Fending off ransomware and other malware attacks has already become part of the daily MSP landscape. But in the ever-evolving world of threats, a new one will begin to emerge with greater frequency in the months and years ahead: weaponized artificial intelligence.
Imagine an attack that doesn’t feel like an attack because an outside AI-driven intruder gets into your client’s system, mimics the users, and blends in seamlessly and strategically. Meanwhile, unbeknownst to you, your client’s files are scanned, proprietary data stolen, perhaps funds vanish, and malware is unleashed from within, while all the while hollowing out your defenses. Sound scary? It is. And MSPs are going to have to find a way to stay on top of the threat.
A recent survey by Webroot found that 91 percent of security experts fear they’ll soon be battling AI cyberattacks. The Webroot report, which surveyed more than 400 IT professionals, lays out an evolving cat-and-mouse game where the “good guys” deploy AI technology to thwart the “bad guys” and an AI arms race commences.
A senior artificial intelligence research engineer with Intel told Smarter MSP: “Weaponization of AI is a riveting topic, one which will continue to grow in visibility and importance.”
Artificial intelligence technology is already ubiquitous. But asking Alexa to turn on your living room lights is a pretty benign application. As with any technology, once it lands in the hands of bad actors it’s hard to tell where it might go.
Artificial intelligence in battle
Tim Baldwin, associate professor of computing and information systems at the University of Melbourne in Australia has been warning about the dark side of AI. He shared some thoughts with Smarter MSP.
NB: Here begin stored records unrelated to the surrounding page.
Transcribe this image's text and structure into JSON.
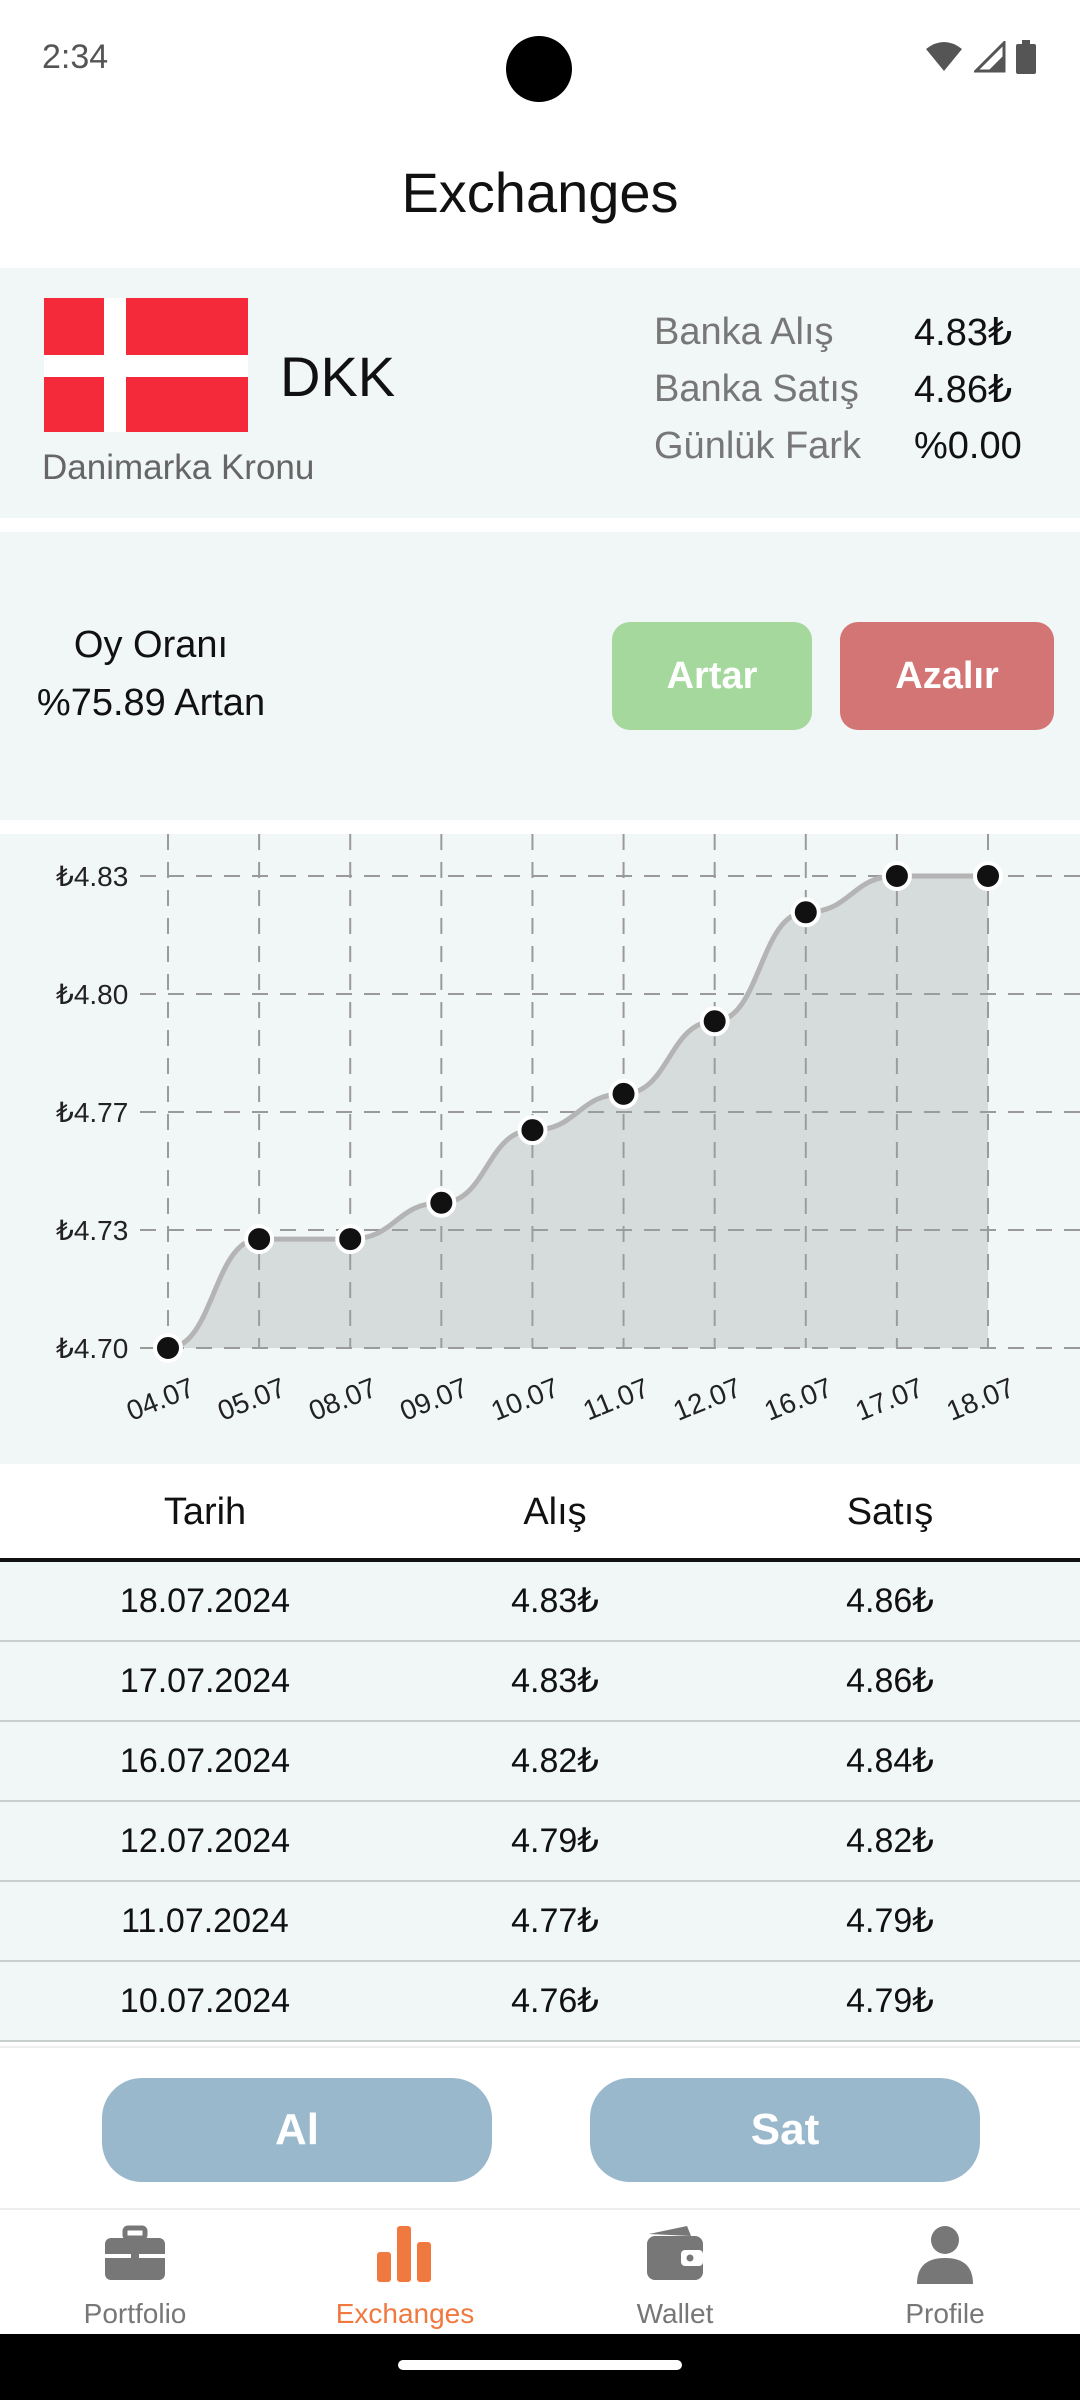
{
  "status": {
    "time": "2:34"
  },
  "header": {
    "title": "Exchanges"
  },
  "currency": {
    "code": "DKK",
    "name": "Danimarka Kronu",
    "rates": [
      {
        "label": "Banka Alış",
        "value": "4.83₺"
      },
      {
        "label": "Banka Satış",
        "value": "4.86₺"
      },
      {
        "label": "Günlük Fark",
        "value": "%0.00"
      }
    ]
  },
  "vote": {
    "title": "Oy Oranı",
    "value": "%75.89 Artan",
    "up_label": "Artar",
    "down_label": "Azalır"
  },
  "chart_data": {
    "type": "area",
    "x": [
      "04.07",
      "05.07",
      "08.07",
      "09.07",
      "10.07",
      "11.07",
      "12.07",
      "16.07",
      "17.07",
      "18.07"
    ],
    "values": [
      4.7,
      4.73,
      4.73,
      4.74,
      4.76,
      4.77,
      4.79,
      4.82,
      4.83,
      4.83
    ],
    "y_ticks": [
      "₺4.70",
      "₺4.73",
      "₺4.77",
      "₺4.80",
      "₺4.83"
    ],
    "ylim": [
      4.7,
      4.83
    ],
    "grid": true
  },
  "table": {
    "headers": [
      "Tarih",
      "Alış",
      "Satış"
    ],
    "rows": [
      [
        "18.07.2024",
        "4.83₺",
        "4.86₺"
      ],
      [
        "17.07.2024",
        "4.83₺",
        "4.86₺"
      ],
      [
        "16.07.2024",
        "4.82₺",
        "4.84₺"
      ],
      [
        "12.07.2024",
        "4.79₺",
        "4.82₺"
      ],
      [
        "11.07.2024",
        "4.77₺",
        "4.79₺"
      ],
      [
        "10.07.2024",
        "4.76₺",
        "4.79₺"
      ]
    ]
  },
  "actions": {
    "buy_label": "Al",
    "sell_label": "Sat"
  },
  "nav": {
    "items": [
      {
        "label": "Portfolio",
        "icon": "briefcase-icon"
      },
      {
        "label": "Exchanges",
        "icon": "bar-chart-icon"
      },
      {
        "label": "Wallet",
        "icon": "wallet-icon"
      },
      {
        "label": "Profile",
        "icon": "person-icon"
      }
    ],
    "active": "Exchanges"
  },
  "colors": {
    "accent": "#f0793f",
    "up_button": "#a4d89c",
    "down_button": "#d37575",
    "action_button": "#9ab8cc",
    "panel_bg": "#f1f6f6"
  }
}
His first concern is about physical weaponry powered by AI. Think landmines that pick and choose who to bump off. Fortunately, most MSPs won’t have to navigate the actual fog of a physical battlefield. Still, Baldwin’s prognostications are chilling. Through the use of computer vision, weapons will be able to identify and attack particular target types and ignore others. Target types, Baldwin says, could be a particular individual (using facial recognition in a sniper’s smart weapon). The technology also exists to use sound to target a particular individual based on their speech pattern or a particular demographic group based on language spoken or accent.
“For example, think personalised bombs and mines which are detonated only when a certain individual/class of person is detected. All of this is very much within research of current AI,” Baldwin says.
The part MSPs need to be concerned about most is when AI starts being used in cyberattacks. And, the question is not if, but when.
“Cyberattacks themselves could be imbued with AI, of course, in not just hacking into systems in various ways, but subsequently identifying data of particular types,” Baldwin says. For instance, this could mean mining reputation-damaging content for a high-profile public figure or IP-rich content for an organization.
Right now, the tools that MSPs have to combat AI once a system is breached are limited, Baldwin says.
“Once an attacker is successful, it’s not clear what can be done, other than subtle things like, if you know what models are likely to be used to detect IP-rich content, etc., then you could devise “adversarial decoys” that are likely to fool the model into misclassifying valuable content as worthless, and worthless content as valuable,” Baldwin says. But even this type of approach is scattershot.
“This tends to require knowledge of the model to determine the adversarial examples. I suspect there’s also a lot that can be done to detect “smart” cyberattacks via the signature of the attack, and launch adversarial counter-attacks/decoys, similar to the sort of thing I describe above. But again, hard to do without some access to the model,” Baldwin says.
Baldwin was one of 60 AI researchers worldwide to sign a letter urging a boycott of Korea Advanced Institute of Science and Technology for their partnership with Hanwha Systems in developing AI-powered weaponry. Baldwin advocates the uses of AI for good, not weaponry. Meanwhile, for MSPs, you’ll have to watch out for virtual landmines. They’ll appear. It’s just a matter of time.